A couple of years ago I was having coffee with one of my favorite people, Lynn Anderson. If I recall correctly we were at a Starbucks in Dallas. Lynn was describing a recent visit he and Carolyn made to a remote African village. While they were still some distance from the community, they heard a loud noise in front of them. As they approached the noise grew louder. It was the sound of joyful music and singing. They turned a corner and were met by the entire population. The people had come out of their village to greet Lynn and entourage.
The people then escorted Lynn and Carolyn back into the village with singing and dancing. After all, they were honored guests and it would have been the height of impropriety to allow them come into the village without a celebratory escort.
This story immediately started the wheels spinning in my mind. I had just finished reading N. T. Wright’s explanation of 1 Thessalonians 4 and the “coming” of Jesus at the end of time. Lynn’s description of his visit to the African village was an almost exact parallel of Wright’s description of an ancient practice in the Roman world: the Parousia.
Whenever Caesar would visit a Roman colony, like Philippi, it was called a parousia or royal presence. Christians speak of it as “the coming” or “visitation”. Wright describes it in this way,
When the emperor visited a colony or province, the citizens of the country would go to meet him at some distance from the city. It would be disrespectful to have him actually arrive at the gates as though his subjects couldn’t be bothered to greet him properly. When they met him, they wouldn’t then stay out in the open country; they would escort him royally into the city itself. 

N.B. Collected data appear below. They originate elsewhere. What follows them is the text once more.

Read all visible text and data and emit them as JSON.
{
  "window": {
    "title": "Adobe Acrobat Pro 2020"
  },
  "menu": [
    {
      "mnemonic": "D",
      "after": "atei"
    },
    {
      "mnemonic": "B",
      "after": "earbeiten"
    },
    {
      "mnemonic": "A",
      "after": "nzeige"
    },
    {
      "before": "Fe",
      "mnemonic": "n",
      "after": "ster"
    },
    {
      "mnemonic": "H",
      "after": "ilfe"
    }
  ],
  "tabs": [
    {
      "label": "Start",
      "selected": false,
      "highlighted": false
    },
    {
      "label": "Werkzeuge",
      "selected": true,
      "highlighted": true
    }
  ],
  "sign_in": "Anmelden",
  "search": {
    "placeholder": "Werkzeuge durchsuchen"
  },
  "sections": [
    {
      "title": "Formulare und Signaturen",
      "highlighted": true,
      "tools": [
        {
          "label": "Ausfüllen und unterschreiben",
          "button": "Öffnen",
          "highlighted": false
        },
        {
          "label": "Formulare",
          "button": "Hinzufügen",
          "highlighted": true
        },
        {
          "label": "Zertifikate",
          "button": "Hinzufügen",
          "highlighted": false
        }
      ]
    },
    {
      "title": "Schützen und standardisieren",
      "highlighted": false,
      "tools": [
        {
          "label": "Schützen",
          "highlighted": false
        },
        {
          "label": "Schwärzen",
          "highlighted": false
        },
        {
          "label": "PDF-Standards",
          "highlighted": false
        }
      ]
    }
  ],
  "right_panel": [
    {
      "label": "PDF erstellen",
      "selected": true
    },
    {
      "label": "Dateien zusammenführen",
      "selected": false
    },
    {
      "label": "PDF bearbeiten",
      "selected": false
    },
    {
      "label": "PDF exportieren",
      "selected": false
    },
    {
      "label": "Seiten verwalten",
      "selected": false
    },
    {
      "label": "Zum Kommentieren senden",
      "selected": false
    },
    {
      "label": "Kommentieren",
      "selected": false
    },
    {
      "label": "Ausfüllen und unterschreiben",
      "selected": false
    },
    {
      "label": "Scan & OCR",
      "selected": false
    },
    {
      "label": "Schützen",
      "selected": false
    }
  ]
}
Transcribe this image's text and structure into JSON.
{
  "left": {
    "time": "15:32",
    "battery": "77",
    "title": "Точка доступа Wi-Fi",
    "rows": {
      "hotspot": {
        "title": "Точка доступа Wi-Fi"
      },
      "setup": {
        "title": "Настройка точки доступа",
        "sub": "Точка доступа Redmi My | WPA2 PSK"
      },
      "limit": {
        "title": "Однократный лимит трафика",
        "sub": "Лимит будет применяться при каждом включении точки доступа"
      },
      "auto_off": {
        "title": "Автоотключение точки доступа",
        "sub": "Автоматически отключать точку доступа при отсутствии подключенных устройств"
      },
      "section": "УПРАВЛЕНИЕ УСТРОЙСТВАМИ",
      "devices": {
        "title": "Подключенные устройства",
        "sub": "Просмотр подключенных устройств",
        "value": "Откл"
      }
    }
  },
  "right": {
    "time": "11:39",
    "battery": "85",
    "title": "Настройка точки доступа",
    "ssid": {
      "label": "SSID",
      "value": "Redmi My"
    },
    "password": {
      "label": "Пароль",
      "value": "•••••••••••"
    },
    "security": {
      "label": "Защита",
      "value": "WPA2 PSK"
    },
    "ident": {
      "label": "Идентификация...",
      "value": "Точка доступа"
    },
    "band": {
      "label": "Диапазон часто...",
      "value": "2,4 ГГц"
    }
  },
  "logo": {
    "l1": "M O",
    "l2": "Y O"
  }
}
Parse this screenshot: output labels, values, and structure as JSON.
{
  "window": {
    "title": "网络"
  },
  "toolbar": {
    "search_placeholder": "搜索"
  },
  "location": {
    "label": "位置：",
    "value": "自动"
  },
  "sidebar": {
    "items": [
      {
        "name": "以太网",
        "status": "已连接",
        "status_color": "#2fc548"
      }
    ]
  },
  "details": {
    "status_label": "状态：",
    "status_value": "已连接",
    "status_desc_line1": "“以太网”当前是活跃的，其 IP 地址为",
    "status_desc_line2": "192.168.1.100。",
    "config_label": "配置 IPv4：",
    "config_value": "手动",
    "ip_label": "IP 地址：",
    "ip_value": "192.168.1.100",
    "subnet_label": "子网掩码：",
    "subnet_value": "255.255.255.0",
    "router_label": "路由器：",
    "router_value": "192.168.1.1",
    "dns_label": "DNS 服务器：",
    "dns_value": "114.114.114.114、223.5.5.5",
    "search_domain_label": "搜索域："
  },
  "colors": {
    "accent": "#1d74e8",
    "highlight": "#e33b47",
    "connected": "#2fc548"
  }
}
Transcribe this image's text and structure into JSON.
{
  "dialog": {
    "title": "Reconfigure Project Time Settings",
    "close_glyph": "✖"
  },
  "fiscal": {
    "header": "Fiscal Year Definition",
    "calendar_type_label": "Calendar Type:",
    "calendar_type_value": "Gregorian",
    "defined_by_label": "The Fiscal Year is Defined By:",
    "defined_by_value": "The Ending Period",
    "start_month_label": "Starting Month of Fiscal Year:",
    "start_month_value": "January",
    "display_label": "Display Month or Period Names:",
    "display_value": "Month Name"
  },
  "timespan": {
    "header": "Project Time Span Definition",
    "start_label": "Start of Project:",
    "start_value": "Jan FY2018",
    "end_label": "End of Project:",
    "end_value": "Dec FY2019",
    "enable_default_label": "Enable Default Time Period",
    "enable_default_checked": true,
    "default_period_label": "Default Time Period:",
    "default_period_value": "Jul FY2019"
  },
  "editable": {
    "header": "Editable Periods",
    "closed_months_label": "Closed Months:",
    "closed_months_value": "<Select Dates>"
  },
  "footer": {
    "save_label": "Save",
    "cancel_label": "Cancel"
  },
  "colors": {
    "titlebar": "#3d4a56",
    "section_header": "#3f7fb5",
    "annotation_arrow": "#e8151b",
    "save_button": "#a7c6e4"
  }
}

When Paul describes the return of Jesus he uses this same word parousia. His primary readers, the first century Christians who lived in the world dominated by Rome, would understand exactly what this word meant. There was no need to explain it to them. But to those unfamiliar with the ancient custom it is very easy to misunderstand passages which deal with this subject, such as 1 Thessalonians 4:16-17
For the Lord himself will come down from heaven, with a loud command, with the voice of the archangel and with the trumpet call of God, and the dead in Christ will rise first. After that, we who are still alive and are left will be caught up together with them in the clouds to meet the Lord in the air. And so we will be with the Lord forever.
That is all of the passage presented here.